Since my husband is out of town (boo), and my babysitter got married (yea!), and I can’t invent time, there will be no post this week.  Sorry folks.  Look for one next Monday!

I’ll miss you.


Contribute a Verse

          We had salmon for dinner last night, which reminded me of puking when I was pregnant the first time, which reminded me of our apartment in South Pasadena, which reminded me of the light rail station a few blocks away, which reminded me of taking the train into Chinatown when Luke was a baby and being asked if I was the nanny, which reminded me of getting a boba in Chinatown in San Francisco, which reminded me of my brother who goes to San Fran for work all the time, which reminded me of Portland, Oregon, where he lives, which reminded me of Josh Garrels, a musician who lives there and makes beautiful music, which reminded me that words can change the world.
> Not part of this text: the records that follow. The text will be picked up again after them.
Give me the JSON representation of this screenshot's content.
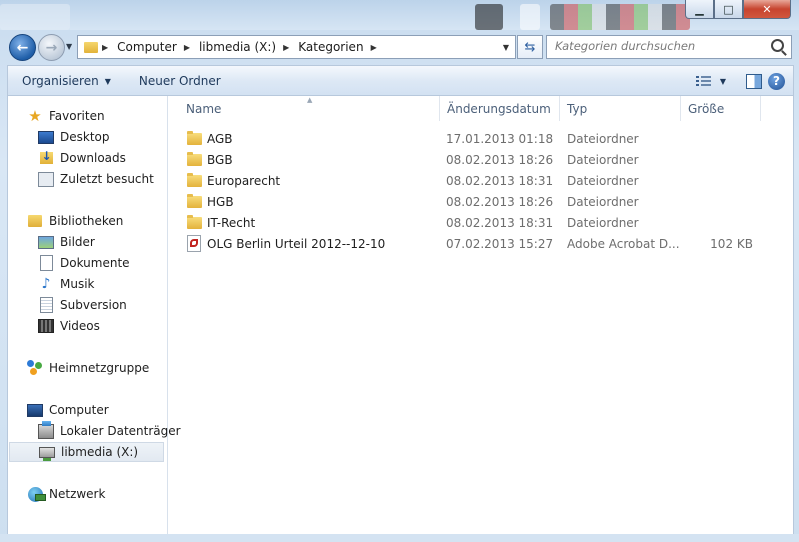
{
  "window": {
    "minimize_glyph": "▁",
    "maximize_glyph": "□",
    "close_glyph": "✕",
    "accent_color": "#1f5ea8"
  },
  "navigation": {
    "back_glyph": "←",
    "forward_glyph": "→",
    "history_glyph": "▼",
    "breadcrumb": [
      "Computer",
      "libmedia (X:)",
      "Kategorien"
    ],
    "refresh_glyph": "⇆",
    "search_placeholder": "Kategorien durchsuchen"
  },
  "toolbar": {
    "organize_label": "Organisieren",
    "organize_drop": "▼",
    "new_folder_label": "Neuer Ordner",
    "views_drop": "▼",
    "help_label": "?"
  },
  "sidebar": {
    "favorites": {
      "label": "Favoriten",
      "icon": "star-icon"
    },
    "favorites_items": [
      {
        "label": "Desktop",
        "icon": "desktop-icon"
      },
      {
        "label": "Downloads",
        "icon": "downloads-icon"
      },
      {
        "label": "Zuletzt besucht",
        "icon": "recent-places-icon"
      }
    ],
    "libraries": {
      "label": "Bibliotheken",
      "icon": "libraries-icon"
    },
    "libraries_items": [
      {
        "label": "Bilder",
        "icon": "pictures-icon"
      },
      {
        "label": "Dokumente",
        "icon": "documents-icon"
      },
      {
        "label": "Musik",
        "icon": "music-icon"
      },
      {
        "label": "Subversion",
        "icon": "subversion-icon"
      },
      {
        "label": "Videos",
        "icon": "videos-icon"
      }
    ],
    "homegroup": {
      "label": "Heimnetzgruppe",
      "icon": "homegroup-icon"
    },
    "computer": {
      "label": "Computer",
      "icon": "computer-icon"
    },
    "computer_items": [
      {
        "label": "Lokaler Datenträger",
        "icon": "local-disk-icon"
      },
      {
        "label": "libmedia (X:)",
        "icon": "network-drive-icon",
        "selected": true
      }
    ],
    "network": {
      "label": "Netzwerk",
      "icon": "network-icon"
    }
  },
  "file_list": {
    "sort_glyph": "▲",
    "columns": [
      "Name",
      "Änderungsdatum",
      "Typ",
      "Größe"
    ],
    "rows": [
      {
        "name": "AGB",
        "date": "17.01.2013 01:18",
        "type": "Dateiordner",
        "size": "",
        "icon": "folder-icon"
      },
      {
        "name": "BGB",
        "date": "08.02.2013 18:26",
        "type": "Dateiordner",
        "size": "",
        "icon": "folder-icon"
      },
      {
        "name": "Europarecht",
        "date": "08.02.2013 18:31",
        "type": "Dateiordner",
        "size": "",
        "icon": "folder-icon"
      },
      {
        "name": "HGB",
        "date": "08.02.2013 18:26",
        "type": "Dateiordner",
        "size": "",
        "icon": "folder-icon"
      },
      {
        "name": "IT-Recht",
        "date": "08.02.2013 18:31",
        "type": "Dateiordner",
        "size": "",
        "icon": "folder-icon"
      },
      {
        "name": "OLG Berlin Urteil 2012--12-10",
        "date": "07.02.2013 15:27",
        "type": "Adobe Acrobat D...",
        "size": "102 KB",
        "icon": "pdf-icon"
      }
    ]
  }
}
          I recently saw a clip from Dead Poet’s Society (one of my favorite movies ever) – the scene where Mr. Keating tells his class to rip out the pages of the lame introduction to poetry in their textbook.  “Now in my class you will learn to think for yourselves again. You will learn to savor words and language.  No matter what anybody tells you, words and ideas can change the world.”  Amen.  As a lover of language, I know that I’m biased toward this idea.  But I also know that words have changed my world, and they have altered human existence, for better or worse.  Hitler used language as a weapon, and it worked.  His vocabulary of hate and fear was powerfully convincing to those who wanted to agree, and acted as a veritable dagger against those he attacked.  Martin Luther King Jr. used his speeches to give a voice to those without one, to break down walls between cultures, to promote peace.  In each case, a single man created a movement that changed the direction of human kind.  With words.
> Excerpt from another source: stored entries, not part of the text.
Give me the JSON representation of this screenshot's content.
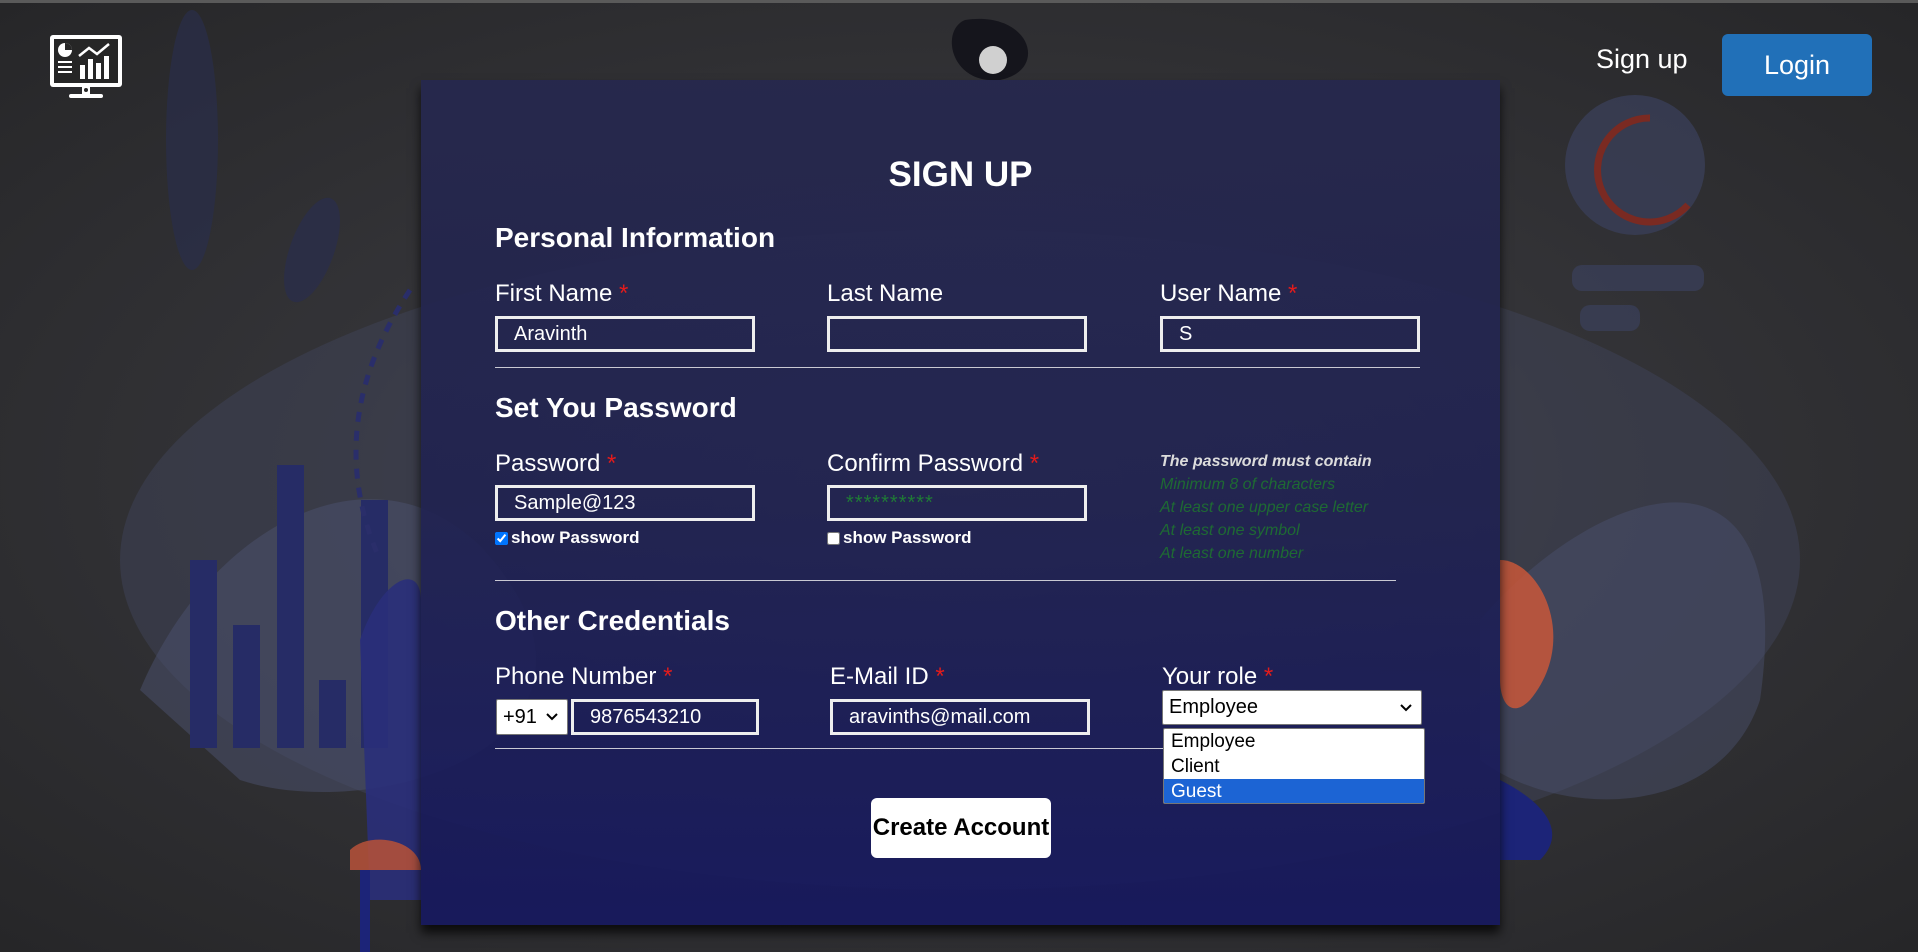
{
  "header": {
    "logo_icon": "monitor-charts-icon",
    "signup_label": "Sign up",
    "login_label": "Login",
    "accent": "#2170b8"
  },
  "form": {
    "title": "SIGN UP",
    "personal": {
      "title": "Personal Information",
      "first_name": {
        "label": "First Name",
        "required": "*",
        "value": "Aravinth"
      },
      "last_name": {
        "label": "Last Name",
        "value": ""
      },
      "user_name": {
        "label": "User Name",
        "required": "*",
        "value": "S"
      }
    },
    "password": {
      "title": "Set You Password",
      "password": {
        "label": "Password",
        "required": "*",
        "value": "Sample@123",
        "show_label": "show Password",
        "show_checked": true
      },
      "confirm": {
        "label": "Confirm Password",
        "required": "*",
        "value": "**********",
        "show_label": "show Password",
        "show_checked": false
      },
      "rules": {
        "heading": "The password must contain",
        "items": [
          "Minimum 8 of characters",
          "At least one upper case letter",
          "At least one symbol",
          "At least one number"
        ]
      }
    },
    "other": {
      "title": "Other Credentials",
      "phone": {
        "label": "Phone Number",
        "required": "*",
        "country_code": "+91",
        "value": "9876543210"
      },
      "email": {
        "label": "E-Mail ID",
        "required": "*",
        "value": "aravinths@mail.com"
      },
      "role": {
        "label": "Your role",
        "required": "*",
        "value": "Employee",
        "options": [
          "Employee",
          "Client",
          "Guest"
        ],
        "highlighted": "Guest"
      }
    },
    "submit_label": "Create Account"
  },
  "colors": {
    "required": "#e21b1b",
    "rule_text": "#1e6a33",
    "highlight": "#1c64d4"
  }
}
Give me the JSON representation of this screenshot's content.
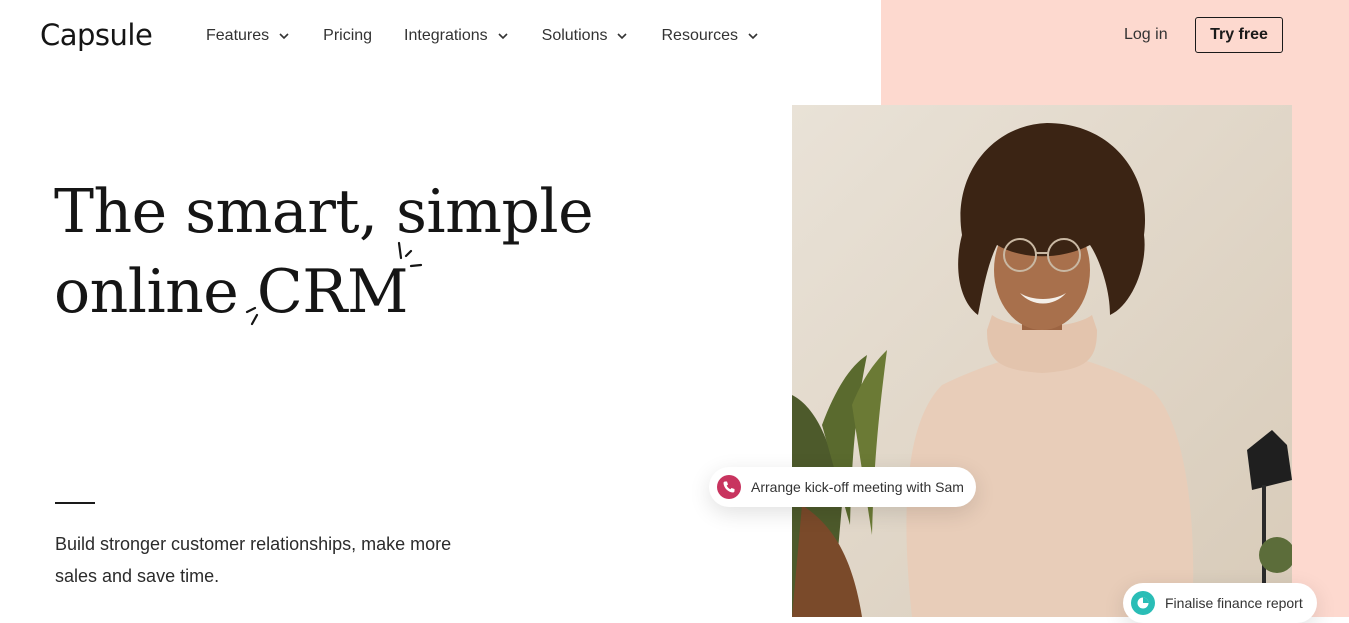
{
  "header": {
    "logo": "Capsule",
    "nav": [
      {
        "label": "Features",
        "has_dropdown": true
      },
      {
        "label": "Pricing",
        "has_dropdown": false
      },
      {
        "label": "Integrations",
        "has_dropdown": true
      },
      {
        "label": "Solutions",
        "has_dropdown": true
      },
      {
        "label": "Resources",
        "has_dropdown": true
      }
    ],
    "login_label": "Log in",
    "cta_label": "Try free"
  },
  "hero": {
    "headline_line1": "The smart, simple",
    "headline_line2_prefix": "online ",
    "headline_line2_emphasis": "CRM",
    "subheading": "Build stronger customer relationships, make more sales and save time."
  },
  "tasks": [
    {
      "label": "Arrange kick-off meeting with Sam",
      "icon": "phone-icon",
      "color": "#c8345f"
    },
    {
      "label": "Finalise finance report",
      "icon": "pie-chart-icon",
      "color": "#2abdb6"
    }
  ],
  "colors": {
    "accent_panel": "#fdd9cf",
    "text": "#151515"
  }
}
          On a smaller scale, my dad told me he loved me every day as a child.  He called me “Pumpkin” and “Princess,” said I was smart, beautiful and worth loving.  From the beginning of my life he made me feel safe and valued with his words to me; he helped me know I deserved a good man someday.  My mom wrote poems and essays about my brother and me, and I learned to express myself that way, too.  I got my love for the rhythm of language from her.  Received from her pen and her books the gift of poetry.  Learned that you could invent vocabulary from E. E. Cummings, because his book was on our shelf, because my mom’s life was changed by words when she was young.  The language of my childhood mattered.  It made me who I am.
          And then of course there are those who have introduced beauty into the world, simply for beauty’s sake.  Professor Keating describes the importance of what may seem insignificant to some.
                    We don’t read and write poetry because it’s cute. We read and write poetry because we are
                    members of the human race. And the human race is filled with passion. And medicine, law,
                    business, engineering, these are noble pursuits and necessary to sustain life. But poetry, beauty,
                    romance, love, these are what we stay alive for.
When I need a reminder of love’s steadfast power, I read Shakespeare’s 116th Sonnet.  When I look at the clouds or the stars in the sky, I think of Psalm 119 and my heart agrees.  When I want to feel – just feel – deeply, I listen to a Greg Laswell song and let out a sigh of relief.  And when I want to explain my own thoughts and feelings to myself and others, I write.  I gather words, put together phrases, think of synonyms and metaphors and mix them up to make something new in the world.  It’s my small contribution to the human race.  I may not make the dent of Shakespeare or King David, but I’ll continue to “contribute a verse” and let the words speak for themselves.